Komparatif.ID, Banda Aceh– Gubernur Aceh Muzakir Manaf menyampaikan Rancangan Qanun (Raqan) Aceh tentang Pertanggungjawaban Pelaksanaan Anggaran Pendapatan dan Belanja Aceh (APBA) Tahun Anggaran 2025 dalam Rapat Paripurna Dewan Perwakilan Rakyat Aceh (DPRA), Rabu (22/7/2026).
Dalam sambutannya, Mualem mengatakan penyusunan Raqan Pertanggungjawaban Pelaksanaan APBA merupakan bentuk komitmen Pemerintah Aceh dalam menerapkan tata kelola pemerintahan yang baik, transparan, dan akuntabel.
“Penyusunan rancangan peraturan daerah ini merupakan wujud komitmen kita bersama dalam melaksanakan tata kelola pemerintahan yang baik, transparan, dan akuntabel. Laporan pertanggungjawaban pelaksanaan APBD merupakan bagian penting dari siklus anggaran daerah,” ujarnya.
Ia menjelaskan, Raqan tersebut disusun berdasarkan prinsip-prinsip pengelolaan keuangan daerah sebagaimana diamanatkan dalam Peraturan Menteri Dalam Negeri Nomor 77 Tahun 2020 tentang Pedoman Teknis Pengelolaan Keuangan Daerah.
Berdasarkan laporan yang disampaikan, realisasi pendapatan Aceh pada Tahun Anggaran 2025 mencapai Rp10,70 triliun. Angka tersebut setara dengan 100,08 persen dari target pendapatan sebesar Rp10,69 triliun.
Sementara itu, realisasi belanja daerah mencapai Rp10,65 triliun atau 95,42 persen dari pagu anggaran yang ditetapkan sebesar Rp11,16 triliun.

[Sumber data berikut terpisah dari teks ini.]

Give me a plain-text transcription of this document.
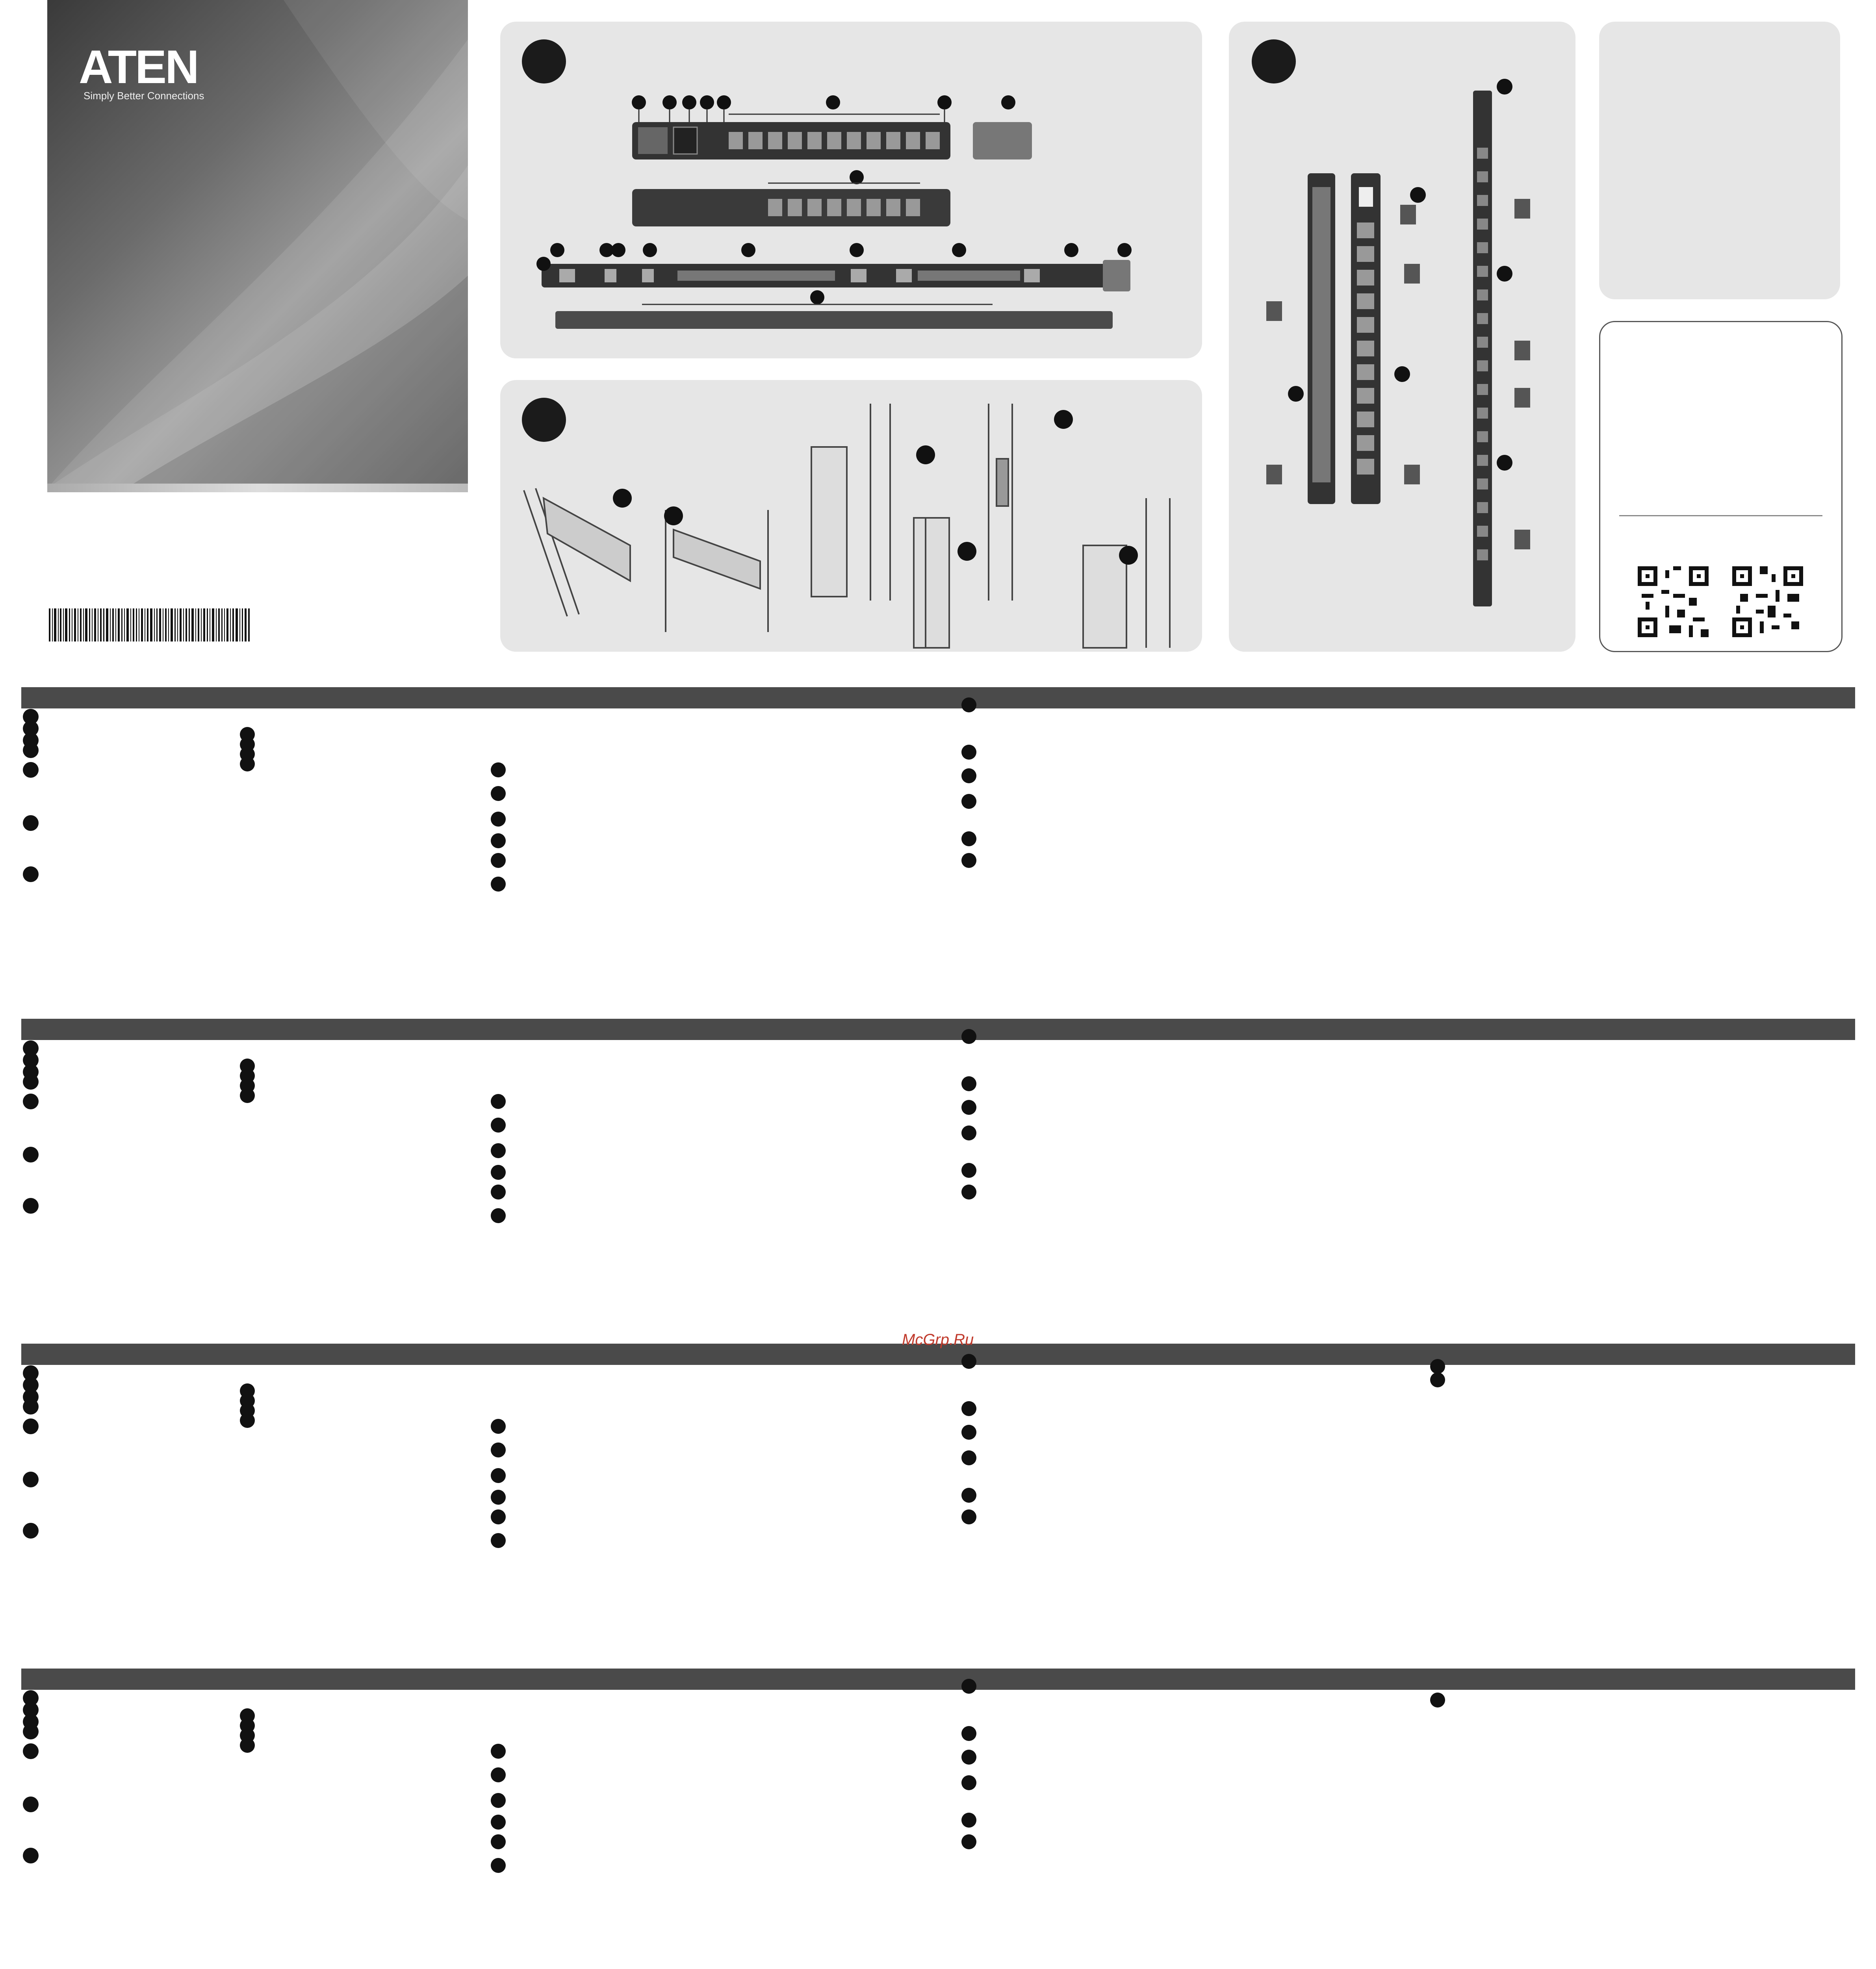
ATEN
Simply Better Connections
McGrp.Ru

Baca juga: Realisasi APBA Aceh Tembus 23,27 Persen Hingga April
Selain Laporan Realisasi APBA, Pemerintah Aceh turut menyampaikan sejumlah dokumen laporan keuangan lainnya. Dokumen tersebut meliputi Laporan Perubahan Saldo Anggaran Lebih, Neraca, Laporan Operasional, Laporan Arus Kas, Laporan Perubahan Ekuitas, serta Catatan atas Laporan Keuangan Tahun Anggaran 2025.
Seluruh dokumen laporan keuangan tersebut telah diaudit oleh Badan Pemeriksa Keuangan (BPK) RI Perwakilan Aceh.
Dalam rapat paripurna itu, Mualem juga menyampaikan rasa syukur karena Pemerintah Aceh kembali memperoleh opini Wajar Tanpa Pengecualian (WTP) dari BPK RI atas Laporan Keuangan Pemerintah Aceh. Opini tersebut menjadi raihan WTP ke-11 bagi Pemerintah Aceh.
Rapat paripurna tersebut dihadiri pimpinan dan anggota DPRA, unsur Forum Koordinasi Pimpinan Daerah (Forkopimda) Aceh, Sekretaris Daerah Aceh, para asisten, kepala biro, kepala Satuan Kerja Perangkat Aceh (SKPA), serta tamu undangan lainnya.